Re-Examining Neutrophil Participation in GN

Abstract

Significant advances in understanding the pathogenesis of GN have occurred in recent decades. Among those advances is the finding that both innate and adaptive immune cells contribute to the development of GN. Neutrophils were recognized as key contributors in early animal models of GN, at a time when the prevailing view considered neutrophils to function as nonspecific effector cells that die quickly after performing antimicrobial functions. However, advances over the past two decades have shown that neutrophil functions are more complex and sophisticated. Specifically, research has revealed that neutrophil survival is regulated by the inflammatory milieu and that neutrophils demonstrate plasticity, mediate microbial killing through previously unrecognized mechanisms, demonstrate transcriptional activity leading to the release of cytokines and chemokines, interact with and regulate cells of the innate and adaptive immune systems, and contribute to the resolution of inflammation. Therefore, neutrophil participation in glomerular diseases deserves re-evaluation. In this review, we describe advances in understanding classic neutrophil functions, review the expanded roles of neutrophils in innate and adaptive immune responses, and summarize current knowledge of neutrophil contributions to GN.

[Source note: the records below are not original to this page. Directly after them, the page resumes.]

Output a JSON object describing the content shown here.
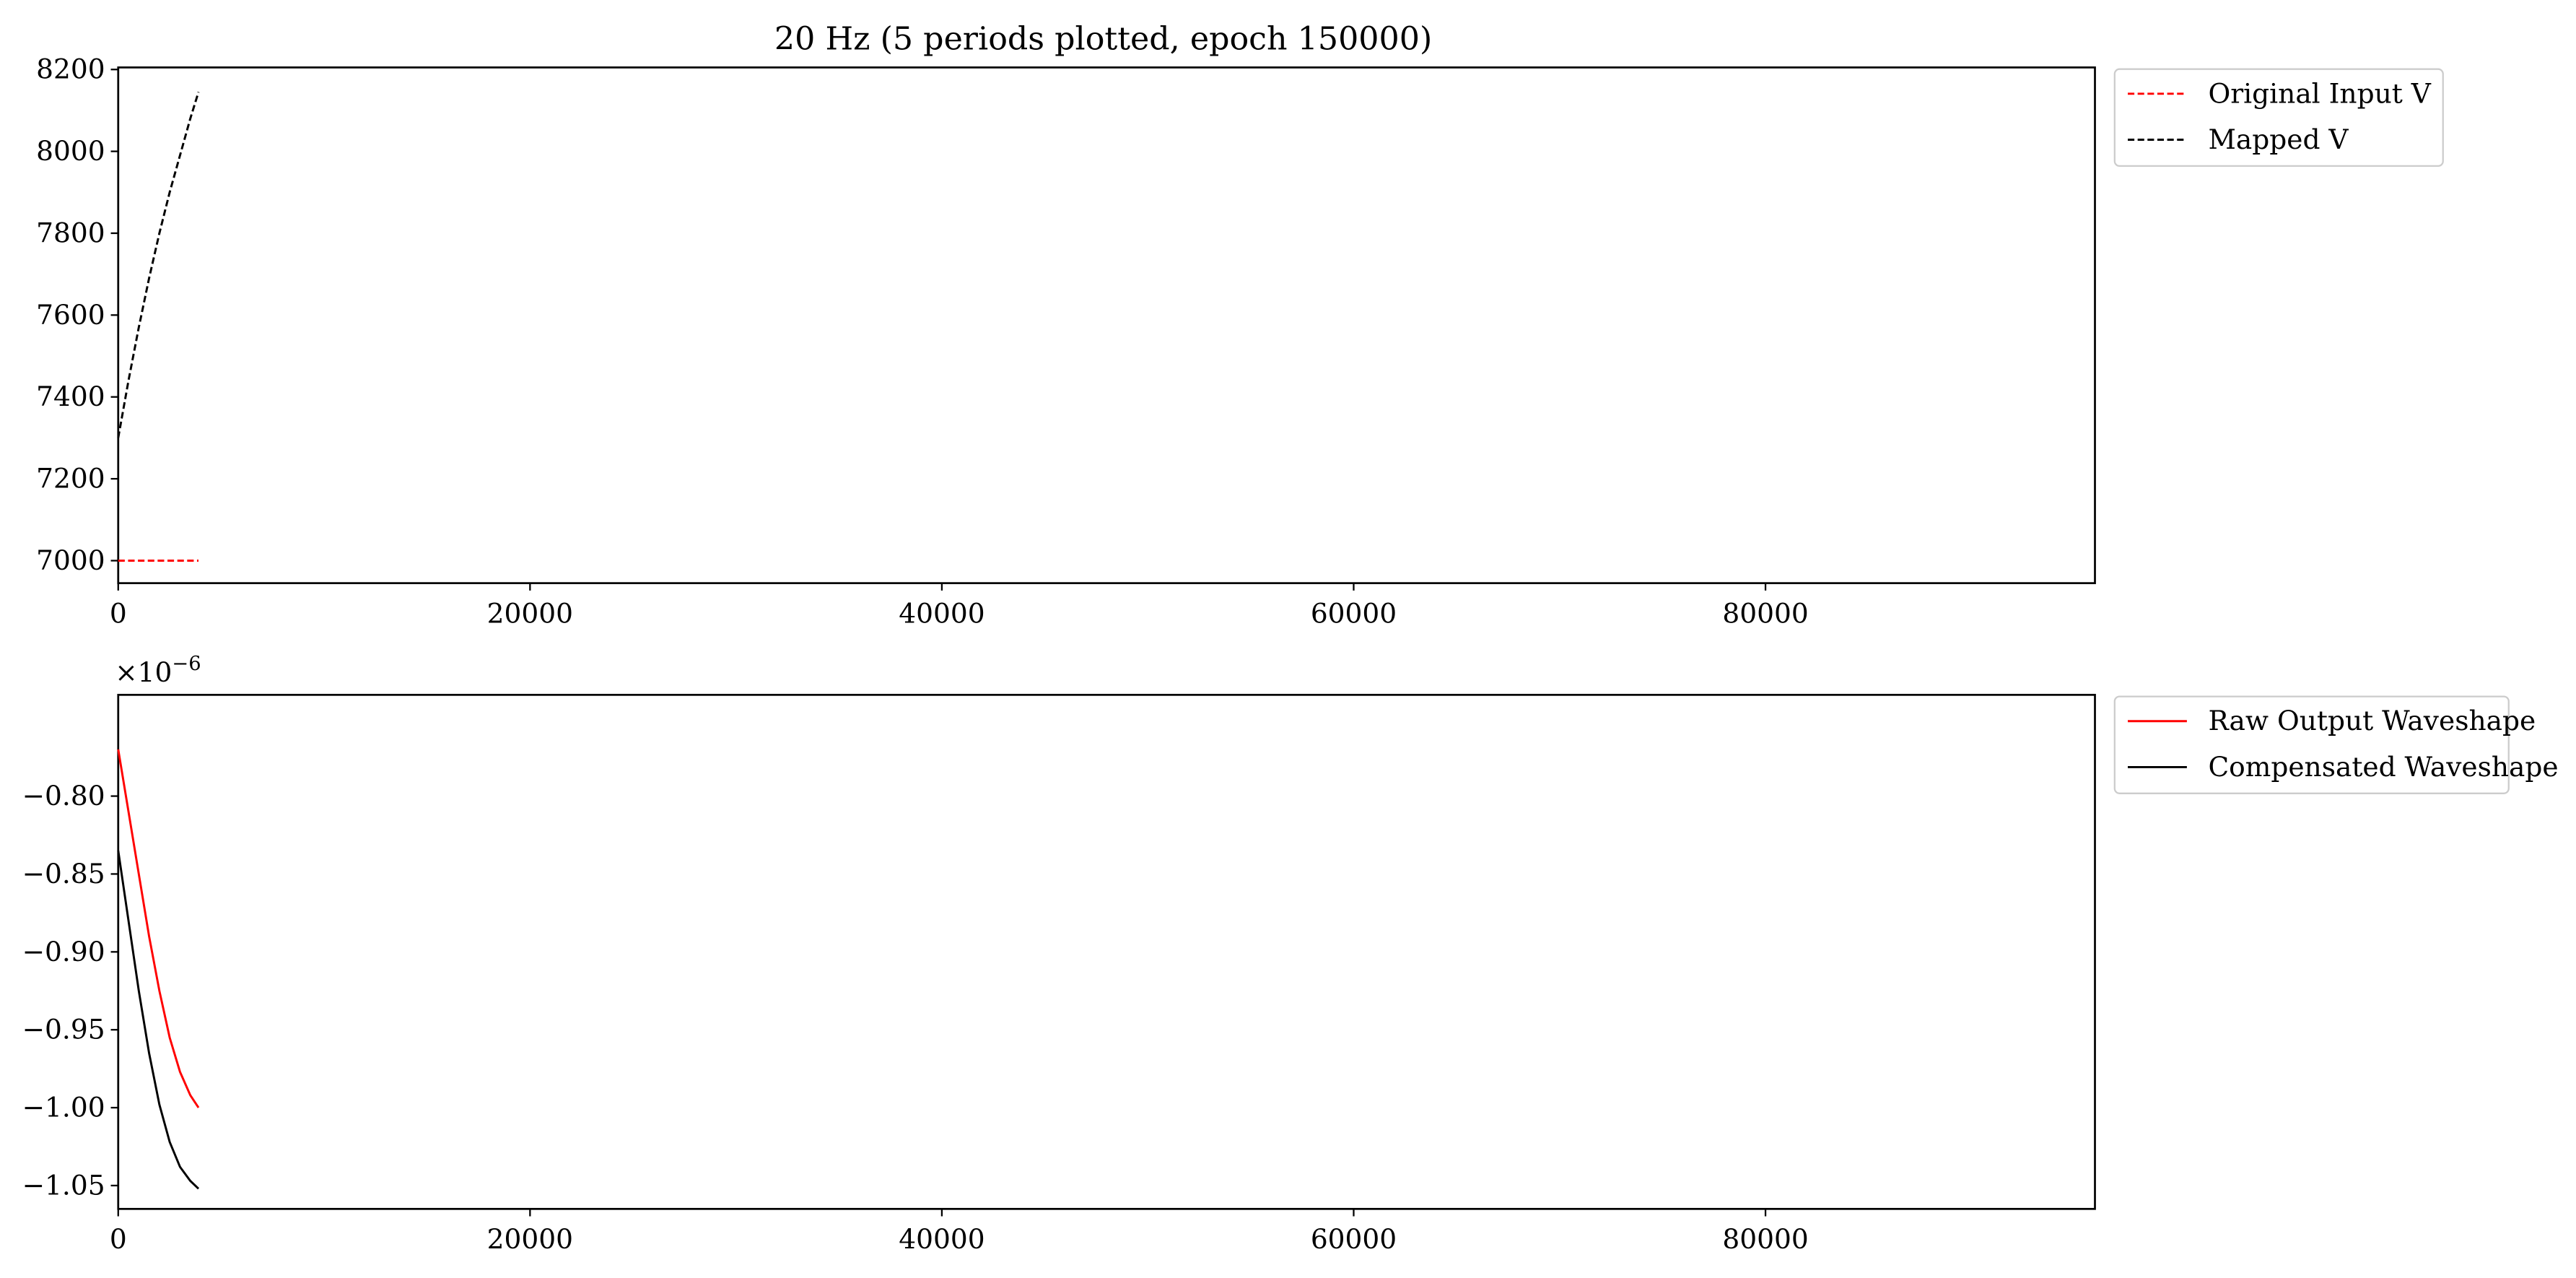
{
  "figure": {
    "title": "20 Hz (5 periods plotted, epoch 150000)"
  },
  "chart_data": [
    {
      "type": "line",
      "title": "20 Hz (5 periods plotted, epoch 150000)",
      "xlabel": "",
      "ylabel": "",
      "xlim": [
        0,
        96000
      ],
      "ylim": [
        6945,
        8205
      ],
      "x_ticks": [
        0,
        20000,
        40000,
        60000,
        80000
      ],
      "y_ticks": [
        7000,
        7200,
        7400,
        7600,
        7800,
        8000,
        8200
      ],
      "x_tick_labels": [
        "0",
        "20000",
        "40000",
        "60000",
        "80000"
      ],
      "y_tick_labels": [
        "7000",
        "7200",
        "7400",
        "7600",
        "7800",
        "8000",
        "8200"
      ],
      "y_offset_label": "",
      "grid": false,
      "legend": "outside upper right",
      "series": [
        {
          "name": "Original Input V",
          "color": "#ff0000",
          "dashed": true,
          "x": [
            0,
            500,
            1000,
            1500,
            2000,
            2500,
            3000,
            3500,
            3900
          ],
          "y": [
            7000,
            7000,
            7000,
            7000,
            7000,
            7000,
            7000,
            7000,
            7000
          ]
        },
        {
          "name": "Mapped V",
          "color": "#000000",
          "dashed": true,
          "x": [
            0,
            500,
            1000,
            1500,
            2000,
            2500,
            3000,
            3500,
            3900
          ],
          "y": [
            7300,
            7440,
            7570,
            7690,
            7800,
            7900,
            7990,
            8080,
            8145
          ]
        }
      ]
    },
    {
      "type": "line",
      "title": "",
      "xlabel": "",
      "ylabel": "",
      "xlim": [
        0,
        96000
      ],
      "ylim": [
        -1.065,
        -0.735
      ],
      "x_ticks": [
        0,
        20000,
        40000,
        60000,
        80000
      ],
      "y_ticks": [
        -1.05,
        -1.0,
        -0.95,
        -0.9,
        -0.85,
        -0.8
      ],
      "x_tick_labels": [
        "0",
        "20000",
        "40000",
        "60000",
        "80000"
      ],
      "y_tick_labels": [
        "−1.05",
        "−1.00",
        "−0.95",
        "−0.90",
        "−0.85",
        "−0.80"
      ],
      "y_offset_label": "×10",
      "y_offset_exponent": "−6",
      "grid": false,
      "legend": "outside upper right",
      "series": [
        {
          "name": "Raw Output Waveshape",
          "color": "#ff0000",
          "dashed": false,
          "x": [
            0,
            500,
            1000,
            1500,
            2000,
            2500,
            3000,
            3500,
            3900
          ],
          "y": [
            -0.77,
            -0.81,
            -0.85,
            -0.89,
            -0.925,
            -0.955,
            -0.977,
            -0.992,
            -1.0
          ]
        },
        {
          "name": "Compensated Waveshape",
          "color": "#000000",
          "dashed": false,
          "x": [
            0,
            500,
            1000,
            1500,
            2000,
            2500,
            3000,
            3500,
            3900
          ],
          "y": [
            -0.835,
            -0.88,
            -0.925,
            -0.965,
            -0.998,
            -1.022,
            -1.038,
            -1.047,
            -1.052
          ]
        }
      ]
    }
  ]
}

Keywords: glomerular disease; glomerulonephritis; immunology; neutrophil.

Figure 1.

The sequential steps of classic neutrophil recruitment from the vasculature to tissue in response to infection are shown. Sentinel cells are stimulated by PAMPs or DAMPs to release chemokines, cytokines, and lipid mediators that activate vascular endothelial cells to express selectins and chemokines. Neutrophils undergo capture and fast rolling through the interaction of selectins on endothelial cells with their ligands on neutrophils. Selectins and chemokines induce integrin-mediated slow rolling and neutrophil arrest. Neutrophils undergo integrin-mediated crawling to a site for transmigration. Transmigration at endothelial cell junctions is mediated by a number of additional adhesion molecules. Release of proteolytic enzymes allows neutrophils to enter the extravascular space. Extravascular neutrophils follow a chemoattractant gradient to the site of infection. Pathogens are attacked by phagocytosis and by release of NETs. Microbes within phagosomes are killed by a combination of granule contents and generation of ROS. Infiltrating neutrophils are eliminated by apoptosis.

Figure 2.

Three alternative methods of glomerular neutrophil recruitment are shown. “Secondary capture” involves platelets serving as a bridge between endothelial cells and neutrophils. A second method of neutrophil capture occurs by direct interaction with immune complexes through FcγRs or complement receptors. A third method involves neutrophil retention by slowing their crawling along glomerular capillaries. Increased neutrophil retention requires direct interaction between monocytes and neutrophils, production of TNFα by patrolling monocytes, and integrin expression by neutrophils.